Radiation Oncology Practice: Adjusting to a New Reimbursement Model.
Konski A1,
Yu JB1,
Freedman G1,
Harrison LB1,
Johnstone PA2.
Author information
1
Perelman School of Medicine, University of Pennsylvania; Leonard Davis Institute for Health Economics, University of Pennsylvania, Philadelphia, PA; Yale University School of Medicine, New Haven Hospital, New Haven, CT; and Moffitt Cancer Center, Tampa, FL.
2
Perelman School of Medicine, University of Pennsylvania; Leonard Davis Institute for Health Economics, University of Pennsylvania, Philadelphia, PA; Yale University School of Medicine, New Haven Hospital, New Haven, CT; and Moffitt Cancer Center, Tampa, FL
[email protected].
Abstract
PURPOSE:
Use of hypofractionation is increasing in radiation oncology because of several factors.

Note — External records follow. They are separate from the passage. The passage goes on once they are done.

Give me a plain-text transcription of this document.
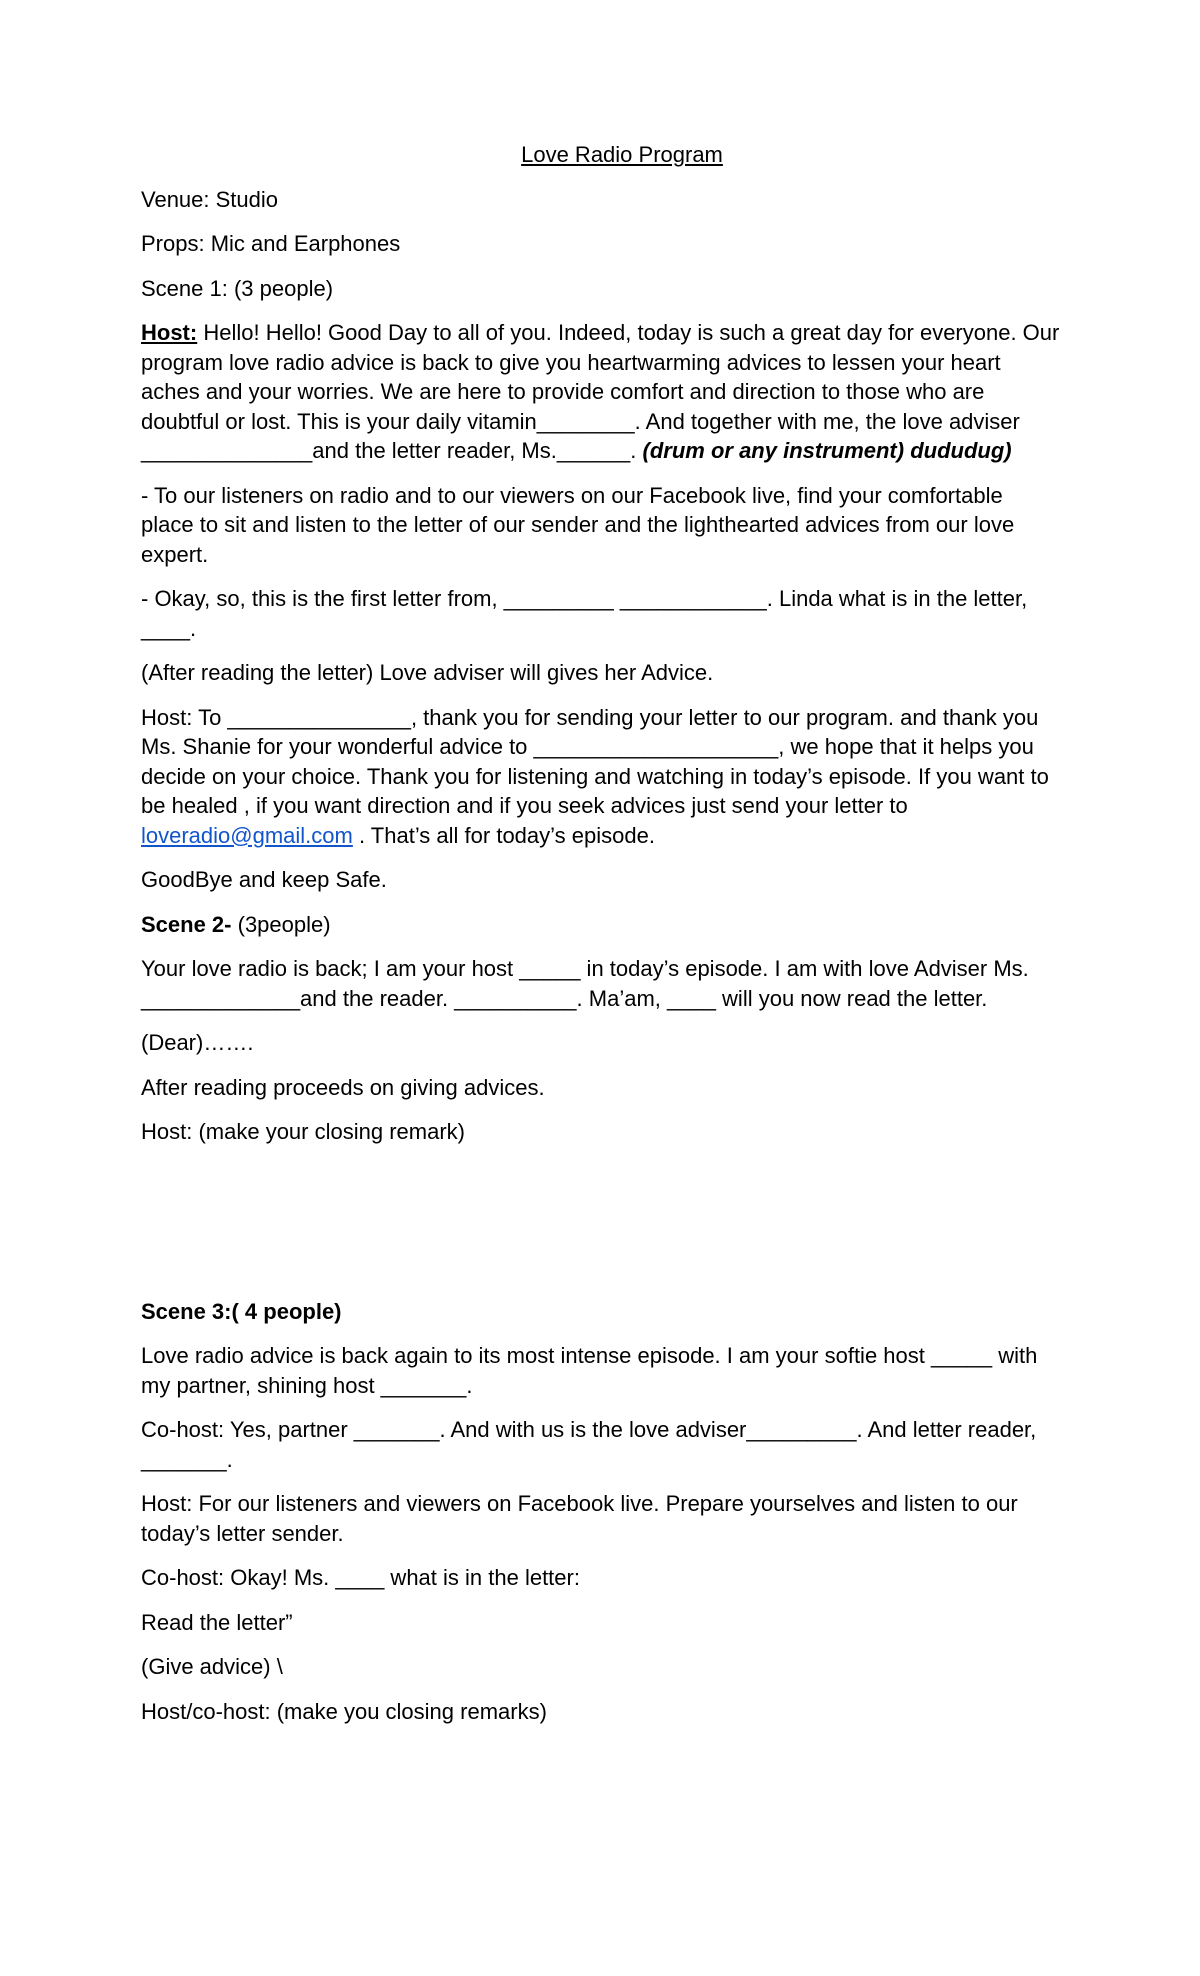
Love Radio Program

Venue: Studio

Props: Mic and Earphones

Scene 1: (3 people)

Host: Hello! Hello! Good Day to all of you. Indeed, today is such a great day for everyone. Our program love radio advice is back to give you heartwarming advices to lessen your heart aches and your worries. We are here to provide comfort and direction to those who are doubtful or lost. This is your daily vitamin________. And together with me, the love adviser ______________and the letter reader, Ms.______. (drum or any instrument) dududug)

- To our listeners on radio and to our viewers on our Facebook live, find your comfortable place to sit and listen to the letter of our sender and the lighthearted advices from our love expert.

- Okay, so, this is the first letter from, _________ ____________. Linda what is in the letter, ____.

(After reading the letter) Love adviser will gives her Advice.

Host: To _______________, thank you for sending your letter to our program. and thank you Ms. Shanie for your wonderful advice to ____________________, we hope that it helps you decide on your choice. Thank you for listening and watching in today’s episode. If you want to be healed , if you want direction and if you seek advices just send your letter to loveradio@gmail.com . That’s all for today’s episode.

GoodBye and keep Safe.

Scene 2- (3people)

Your love radio is back; I am your host _____ in today’s episode. I am with love Adviser Ms. _____________and the reader. __________. Ma’am, ____ will you now read the letter.

(Dear)…….

After reading proceeds on giving advices.

Host: (make your closing remark)

Scene 3:( 4 people)

Love radio advice is back again to its most intense episode. I am your softie host _____ with my partner, shining host _______.

Co-host: Yes, partner _______. And with us is the love adviser_________. And letter reader, _______.

Host: For our listeners and viewers on Facebook live. Prepare yourselves and listen to our today’s letter sender.

Co-host: Okay! Ms. ____ what is in the letter:

Read the letter”

(Give advice) \

Host/co-host: (make you closing remarks)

The effects of increasing hypofractionation use on departments and staff currently based on fee-for-service models are not well studied.
METHODS:
We modeled the effects of moving to hypofractionation for prostate, breast, and lung cancer and palliative treatments in a typical-sized hospital-based radiation oncology department. Year 2015 relative value unit (RVU) data were used to determine changes in reimbursement. The change in number of fractions was used to model the effects on machine volume, staff time, and workforce predictions.
RESULTS:
The per-case marginal reduction in technical revenue was $1,777, $4,297, $9,041, and $9,498 for palliative and breast, prostate, and lung cancer cases, respectively. The physician reduction per case in RVUs was 5.22, 10.44, 43.02, and 43.02 respectively. A department could anticipate an annual reduction in technical revenue of $540,661 and a reduction in workflow of approximately five patients or 1 to 1.5 hours per day from a hypofractionation rate of 40%.
CONCLUSION:
The move to hypofractionation in the United States will lead to increased pressures on departments to address budget shortfalls resulting from the decrease in per-patient revenue. This may be done through a combination of an increase in patient volume, recognition of the increased skill sets required to deliver hypofractionated radiotherapy, delay in capital purchases, and/or reduction in staff. In a value-based environment, these evolutions should improve the value proposition of radiation oncology over a fee-for-service model.